Beneath the vansh division are smaller and smaller subdivisions: kul, shakh (“branch”), khamp or khanp (“twig”), and nak (“twig tip”). Marriages within a kul are generally disallowed (with some flexibility for kul-mates of different gotra lineages). The kul serves as primary identity for many of the Rajput clans, and each kul is protected by a family goddess, the kuldevi.

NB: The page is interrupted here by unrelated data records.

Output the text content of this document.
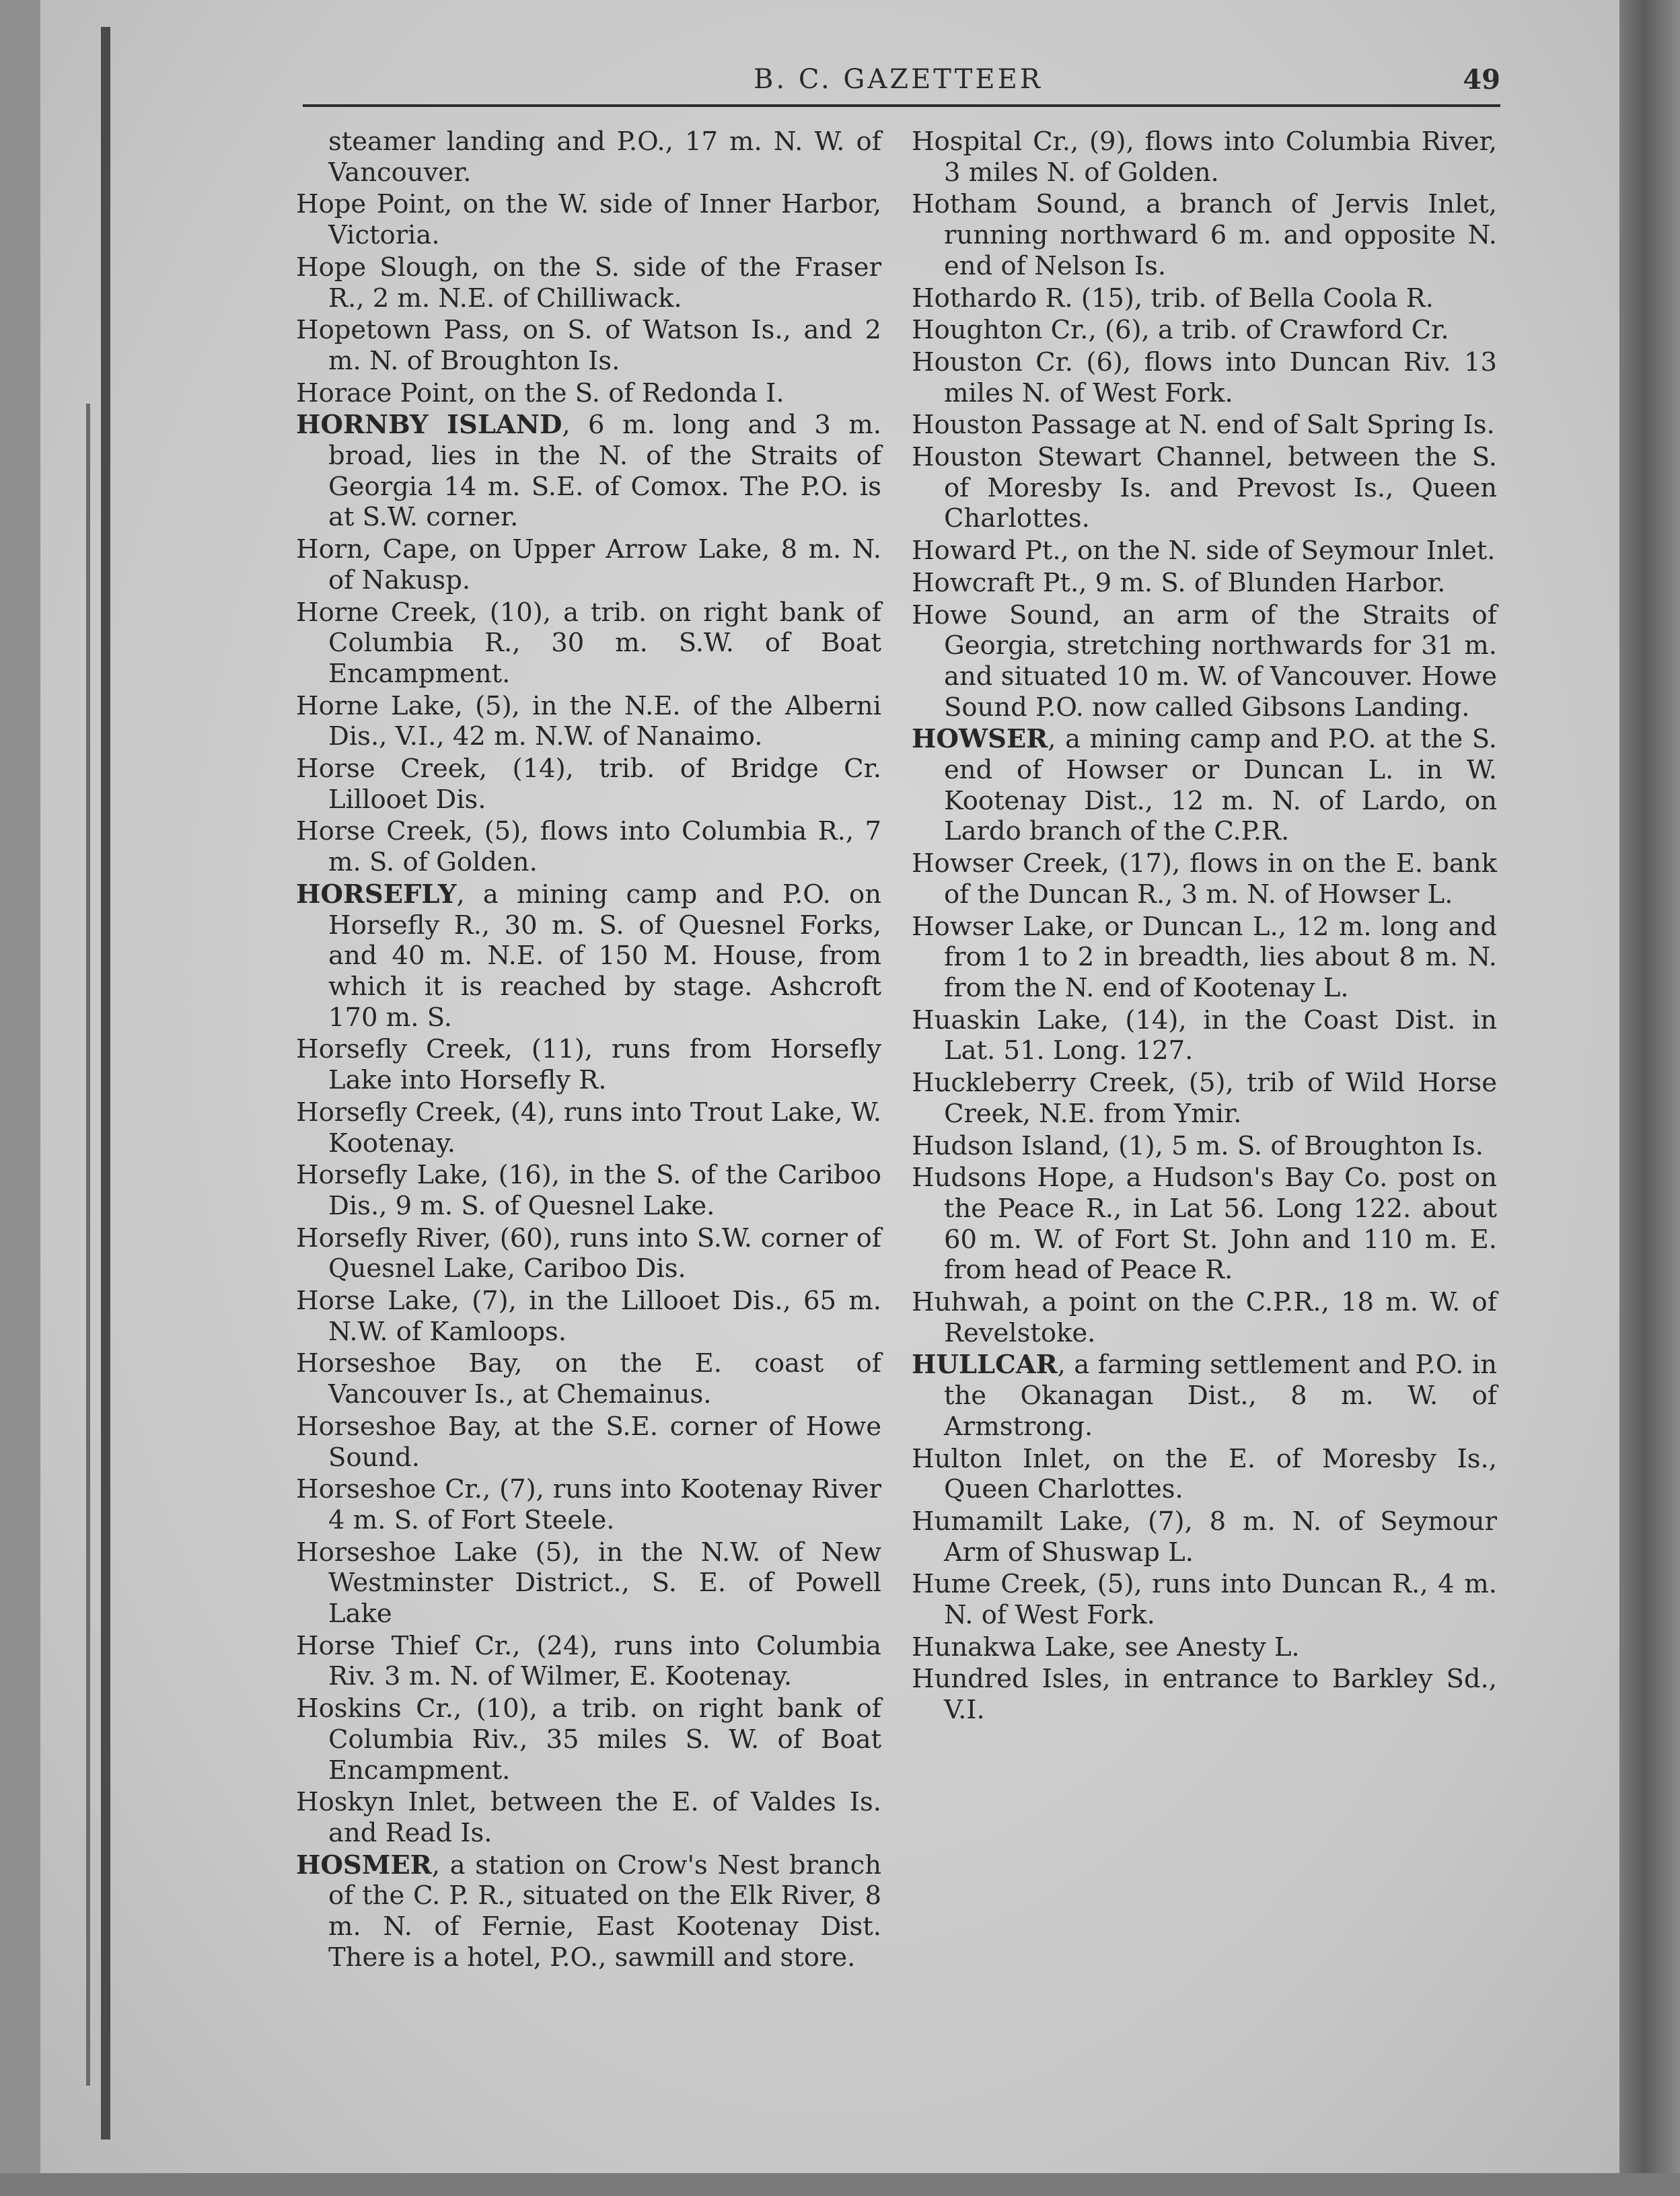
B. C. GAZETTEER	49

steamer landing and P.O., 17 m. N. W. of Vancouver.

Hope Point, on the W. side of Inner Harbor, Victoria.

Hope Slough, on the S. side of the Fraser R., 2 m. N.E. of Chilliwack.

Hopetown Pass, on S. of Watson Is., and 2 m. N. of Broughton Is.

Horace Point, on the S. of Redonda I.

HORNBY ISLAND, 6 m. long and 3 m. broad, lies in the N. of the Straits of Georgia 14 m. S.E. of Comox. The P.O. is at S.W. corner.

Horn, Cape, on Upper Arrow Lake, 8 m. N. of Nakusp.

Horne Creek, (10), a trib. on right bank of Columbia R., 30 m. S.W. of Boat Encampment.

Horne Lake, (5), in the N.E. of the Alberni Dis., V.I., 42 m. N.W. of Nanaimo.

Horse Creek, (14), trib. of Bridge Cr. Lillooet Dis.

Horse Creek, (5), flows into Columbia R., 7 m. S. of Golden.

HORSEFLY, a mining camp and P.O. on Horsefly R., 30 m. S. of Quesnel Forks, and 40 m. N.E. of 150 M. House, from which it is reached by stage. Ashcroft 170 m. S.

Horsefly Creek, (11), runs from Horsefly Lake into Horsefly R.

Horsefly Creek, (4), runs into Trout Lake, W. Kootenay.

Horsefly Lake, (16), in the S. of the Cariboo Dis., 9 m. S. of Quesnel Lake.

Horsefly River, (60), runs into S.W. corner of Quesnel Lake, Cariboo Dis.

Horse Lake, (7), in the Lillooet Dis., 65 m. N.W. of Kamloops.

Horseshoe Bay, on the E. coast of Vancouver Is., at Chemainus.

Horseshoe Bay, at the S.E. corner of Howe Sound.

Horseshoe Cr., (7), runs into Kootenay River 4 m. S. of Fort Steele.

Horseshoe Lake (5), in the N.W. of New Westminster District., S. E. of Powell Lake

Horse Thief Cr., (24), runs into Columbia Riv. 3 m. N. of Wilmer, E. Kootenay.

Hoskins Cr., (10), a trib. on right bank of Columbia Riv., 35 miles S. W. of Boat Encampment.

Hoskyn Inlet, between the E. of Valdes Is. and Read Is.

HOSMER, a station on Crow's Nest branch of the C. P. R., situated on the Elk River, 8 m. N. of Fernie, East Kootenay Dist. There is a hotel, P.O., sawmill and store.

Hospital Cr., (9), flows into Columbia River, 3 miles N. of Golden.

Hotham Sound, a branch of Jervis Inlet, running northward 6 m. and opposite N. end of Nelson Is.

Hothardo R. (15), trib. of Bella Coola R.

Houghton Cr., (6), a trib. of Crawford Cr.

Houston Cr. (6), flows into Duncan Riv. 13 miles N. of West Fork.

Houston Passage at N. end of Salt Spring Is.

Houston Stewart Channel, between the S. of Moresby Is. and Prevost Is., Queen Charlottes.

Howard Pt., on the N. side of Seymour Inlet.

Howcraft Pt., 9 m. S. of Blunden Harbor.

Howe Sound, an arm of the Straits of Georgia, stretching northwards for 31 m. and situated 10 m. W. of Vancouver. Howe Sound P.O. now called Gibsons Landing.

HOWSER, a mining camp and P.O. at the S. end of Howser or Duncan L. in W. Kootenay Dist., 12 m. N. of Lardo, on Lardo branch of the C.P.R.

Howser Creek, (17), flows in on the E. bank of the Duncan R., 3 m. N. of Howser L.

Howser Lake, or Duncan L., 12 m. long and from 1 to 2 in breadth, lies about 8 m. N. from the N. end of Kootenay L.

Huaskin Lake, (14), in the Coast Dist. in Lat. 51. Long. 127.

Huckleberry Creek, (5), trib of Wild Horse Creek, N.E. from Ymir.

Hudson Island, (1), 5 m. S. of Broughton Is.

Hudsons Hope, a Hudson's Bay Co. post on the Peace R., in Lat 56. Long 122. about 60 m. W. of Fort St. John and 110 m. E. from head of Peace R.

Huhwah, a point on the C.P.R., 18 m. W. of Revelstoke.

HULLCAR, a farming settlement and P.O. in the Okanagan Dist., 8 m. W. of Armstrong.

Hulton Inlet, on the E. of Moresby Is., Queen Charlottes.

Humamilt Lake, (7), 8 m. N. of Seymour Arm of Shuswap L.

Hume Creek, (5), runs into Duncan R., 4 m. N. of West Fork.

Hunakwa Lake, see Anesty L.

Hundred Isles, in entrance to Barkley Sd., V.I.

Rathores are a Suryavanshi Rajput clan. The clan traces its lineage back to Rama, the mythical hero of the Hindu epic Ramayana and through him back to the sun god Surya himself. Which is why the Rathores also call themselves Suryavanshi or family of the sun. The Rathores hail from the Marwar region of western Rajasthan and inhabit in the Idar state of Gujarat and also in Chhapra & Muzaffarpur district of Bihar in a very small number. From the story of the martial clan, the Rathores who ruled Marwar from Jodhpur till the merger of the Princely States with the Dominion of India in 1949, one must travel further back in time to the year 1194. It was in that year, thousands of miles away in eastern India that the Muslim invader, Shahabuddin Mohammed Ghori, defeated the mighty Jaichand of Kanauj. It was Jaichand's great-grandson, Sheoji, who rode out to Marwar in 1226, eager for fresh battlefields and glory all his own. And it is Sheoji's descendants who proudly bear the name, Rathore.